Attending St Joseph's Convent School in Boulder, Shelley left school at 14. She entered the workforce as a kitchen maid at a boarding house, followed by a position as a live-in domestic servant for a Perth family, where she experienced at first hand the harsh conditions faced by unskilled women workers. When her employer withheld her wages, she sought a lawyer's help. She subsequently moved between jobs in the hotel and catering trade, and while working at a Perth tearoom took part in a protest over the absence of a tea break for staff.

== Trade union career ==
Encouraged by her father, Shelley joined the Hotel, Club, Caterers, Tearooms and Restaurants Employees' Industrial Union of Workers of Western Australia soon after the tearoom protest. She was elected an organiser for the union within two years and became its paid secretary in 1920. She led strikes in 1919, 1921 and again in 1925, and the union came to be known informally as "Miss Shelley's Union". Despite a slight build, she developed a reputation for toughness in dealing with employers and male union officials alike, who nicknamed her "the Tigress of Trades Hall".

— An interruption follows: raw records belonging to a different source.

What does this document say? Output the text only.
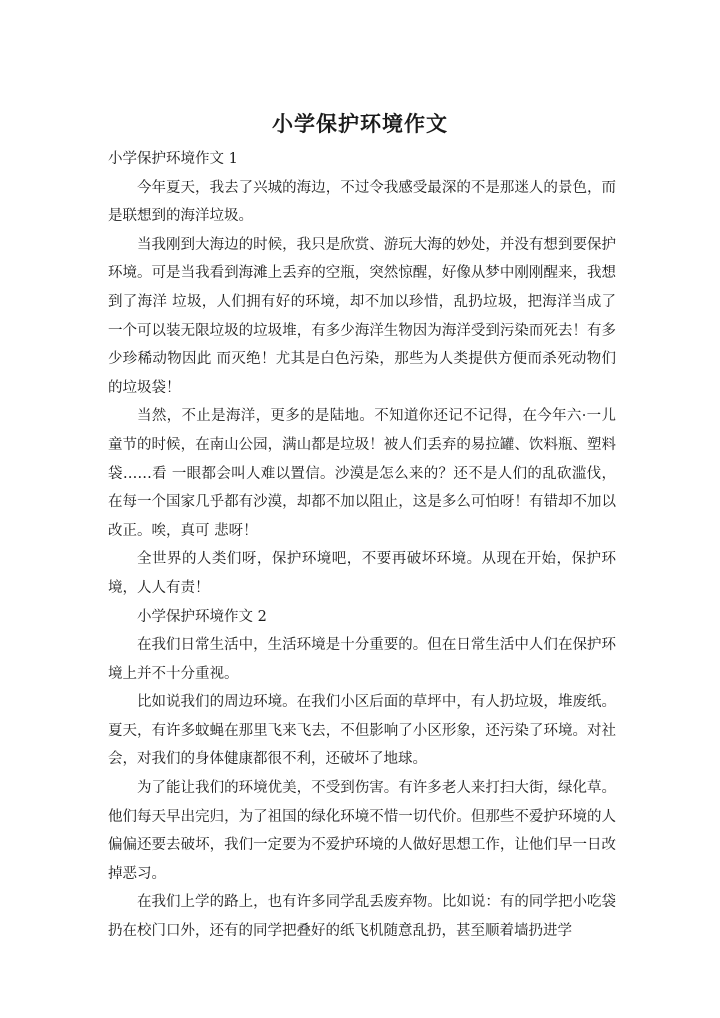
小学保护环境作文
小学保护环境作文 1

今年夏天，我去了兴城的海边，不过令我感受最深的不是那迷人的景色，而是联想到的海洋垃圾。

当我刚到大海边的时候，我只是欣赏、游玩大海的妙处，并没有想到要保护环境。可是当我看到海滩上丢弃的空瓶，突然惊醒，好像从梦中刚刚醒来，我想到了海洋 垃圾，人们拥有好的环境，却不加以珍惜，乱扔垃圾，把海洋当成了一个可以装无限垃圾的垃圾堆，有多少海洋生物因为海洋受到污染而死去！有多少珍稀动物因此 而灭绝！尤其是白色污染，那些为人类提供方便而杀死动物们的垃圾袋！

当然，不止是海洋，更多的是陆地。不知道你还记不记得，在今年六·一儿童节的时候，在南山公园，满山都是垃圾！被人们丢弃的易拉罐、饮料瓶、塑料袋……看 一眼都会叫人难以置信。沙漠是怎么来的？还不是人们的乱砍滥伐，在每一个国家几乎都有沙漠，却都不加以阻止，这是多么可怕呀！有错却不加以改正。唉，真可 悲呀！

全世界的人类们呀，保护环境吧，不要再破坏环境。从现在开始，保护环境，人人有责！

小学保护环境作文 2

在我们日常生活中，生活环境是十分重要的。但在日常生活中人们在保护环境上并不十分重视。

比如说我们的周边环境。在我们小区后面的草坪中，有人扔垃圾，堆废纸。夏天，有许多蚊蝇在那里飞来飞去，不但影响了小区形象，还污染了环境。对社会，对我们的身体健康都很不利，还破坏了地球。

为了能让我们的环境优美，不受到伤害。有许多老人来打扫大街，绿化草。他们每天早出完归，为了祖国的绿化环境不惜一切代价。但那些不爱护环境的人偏偏还要去破坏，我们一定要为不爱护环境的人做好思想工作，让他们早一日改掉恶习。

在我们上学的路上，也有许多同学乱丢废弃物。比如说：有的同学把小吃袋扔在校门口外，还有的同学把叠好的纸飞机随意乱扔，甚至顺着墙扔进学
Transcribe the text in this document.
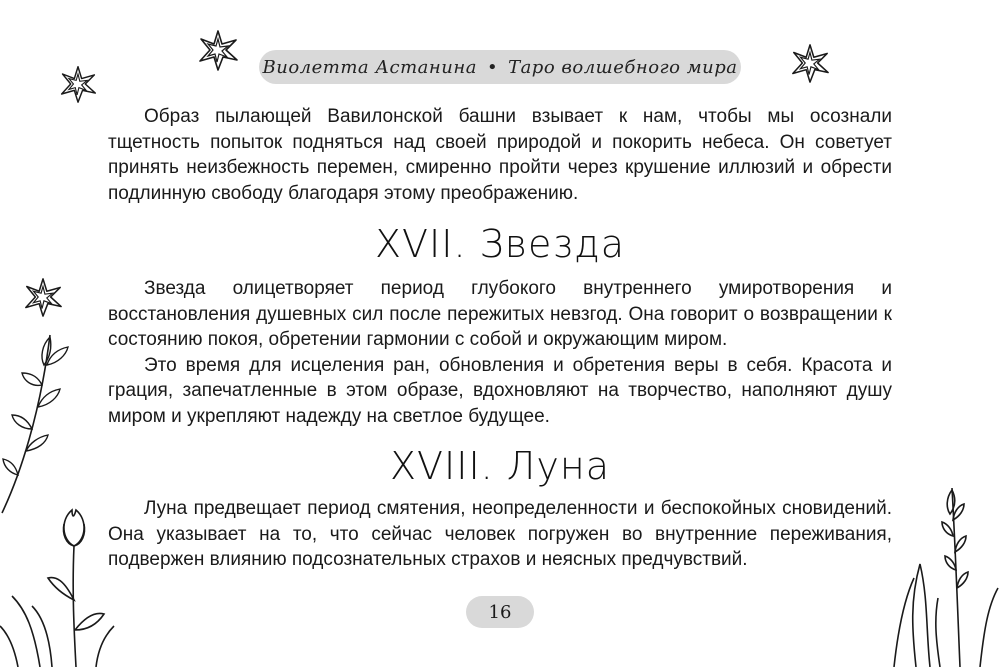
Виолетта Астанина • Таро волшебного мира

Образ пылающей Вавилонской башни взывает к нам, чтобы мы осознали тщетность попыток подняться над своей природой и покорить небеса. Он советует принять неизбежность перемен, смиренно пройти через крушение иллюзий и обрести подлинную свободу благодаря этому преображению.

XVII. Звезда

Звезда олицетворяет период глубокого внутреннего умиротворения и восстановления душевных сил после пережитых невзгод. Она говорит о возвращении к состоянию покоя, обретении гармонии с собой и окружающим миром.

Это время для исцеления ран, обновления и обретения веры в себя. Красота и грация, запечатленные в этом образе, вдохновляют на творчество, наполняют душу миром и укрепляют надежду на светлое будущее.

XVIII. Луна

Луна предвещает период смятения, неопределенности и беспокойных сновидений. Она указывает на то, что сейчас человек погружен во внутренние переживания, подвержен влиянию подсознательных страхов и неясных предчувствий.

16
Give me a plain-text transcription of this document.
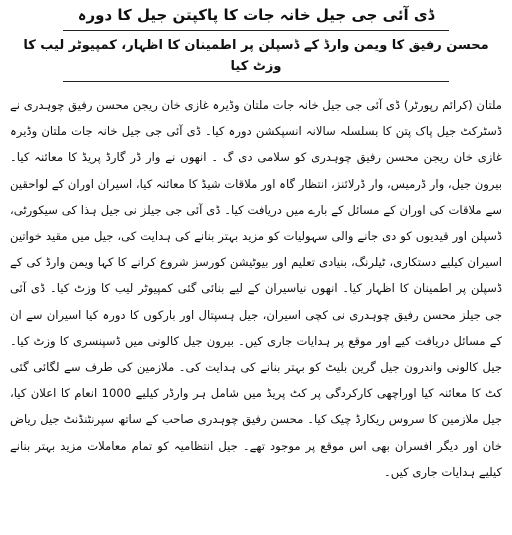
ڈی آئی جی جیل خانہ جات کا پاکپتن جیل کا دورہ
محسن رفیق کا ویمن وارڈ کے ڈسپلن پر اطمینان کا اظہار، کمپیوٹر لیب کا وزٹ کیا

ملتان (کرائم رپورٹر) ڈی آئی جی جیل خانہ جات ملتان وڈیرہ غازی خان ریجن محسن رفیق چوہدری نے ڈسٹرکٹ جیل پاک پتن کا بسلسلہ سالانہ انسپکشن دورہ کیا۔ ڈی آئی جی جیل خانہ جات ملتان وڈیرہ غازی خان ریجن محسن رفیق چوہدری کو سلامی دی گ ۔ انھوں نے وار ڈر گارڈ پریڈ کا معائنہ کیا۔ بیرون جیل، وار ڈرمیس، وار ڈرلائنز، انتظار گاہ اور ملاقات شیڈ کا معائنہ کیا، اسیران اوران کے لواحقین سے ملاقات کی اوران کے مسائل کے بارے میں دریافت کیا۔ ڈی آئی جی جیلز نی جیل ہذا کی سیکورٹی، ڈسپلن اور قیدیوں کو دی جانے والی سہولیات کو مزید بہتر بنانے کی ہدایت کی، جیل میں مقید خواتین اسیران کیلیے دستکاری، ٹیلرنگ، بنیادی تعلیم اور بیوٹیشن کورسز شروع کرانے کا کہا ویمن وارڈ کی کے ڈسپلن پر اطمینان کا اظہار کیا۔ انھوں نیاسیران کے لیے بنائی گئی کمپیوٹر لیب کا وزٹ کیا۔ ڈی آئی جی جیلز محسن رفیق چوہدری نی کچی اسیران، جیل ہسپتال اور بارکوں کا دورہ کیا اسیران سے ان کے مسائل دریافت کیے اور موقع پر ہدایات جاری کیں۔ بیرون جیل کالونی میں ڈسپنسری کا وزٹ کیا۔ جیل کالونی واندرون جیل گرین بلیٹ کو بہتر بنانے کی ہدایت کی۔ ملازمین کی طرف سے لگائی گئی کٹ کا معائنہ کیا اوراچھی کارکردگی پر کٹ پریڈ میں شامل ہر وارڈر کیلیے 1000 انعام کا اعلان کیا، جیل ملازمین کا سروس ریکارڈ چیک کیا۔ محسن رفیق چوہدری صاحب کے ساتھ سپرنٹنڈنٹ جیل ریاض خان اور دیگر افسران بھی اس موقع پر موجود تھے۔ جیل انتظامیہ کو تمام معاملات مزید بہتر بنانے کیلیے ہدایات جاری کیں۔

Under her leadership the union's coverage expanded steadily. By 1950 it administered fifteen industrial awards, and its membership grew to 2,600 in 1965. Her final years as secretary were marked by internal battles to retain control of the union, and not successful in being elected to the position at an election in 1968.

== Political activity ==
Shelley was actively involved as a member of the Western Australian Organisation of Labor Women and the Australian Labor Party (ALP). In 1924 she unsuccessfully sought both the vice-presidency of the ALP's state executive and preselection as a Senate candidate. Influenced by her father, a committed unionist, Shelley was also working with George Ryce and the writer Katharine Susannah Prichard to bring about change. Both Richard and Ryce were members of the Communist Party of Australia. Shelley's subsequent association with the Communist Party, and her refusal to follow directives from the ALP state executive led to her expulsion from both the party and the union movement's Labor bodies in 1925. She was readmitted to the ALP in 1936.

== Women's activism ==
Shelley had a strong and lasting concern for disadvantaged workers, particularly women. She helped found the Unemployed Girls and Women's Defence Committee in 1932, the International Women's Day Committee in 1936, and in 1938, the Modern Women's Club in 1938, along with Pritchard. She firmly supported the long-running campaigns for equal pay and equal opportunity for women. She was made a life member of the Trades and Labor Council of Western Australia in recognition of her decades of union service in 1979.

== Personal life ==
On 17 April 1935, Shelley married clerk, Robert Jack Boniface, at the district registrar's office in Perth. The couple had no children and divorced in 1957.

Shelley died of pneumonia on 6 May 1986 at Warwick, Perth, and was cremated.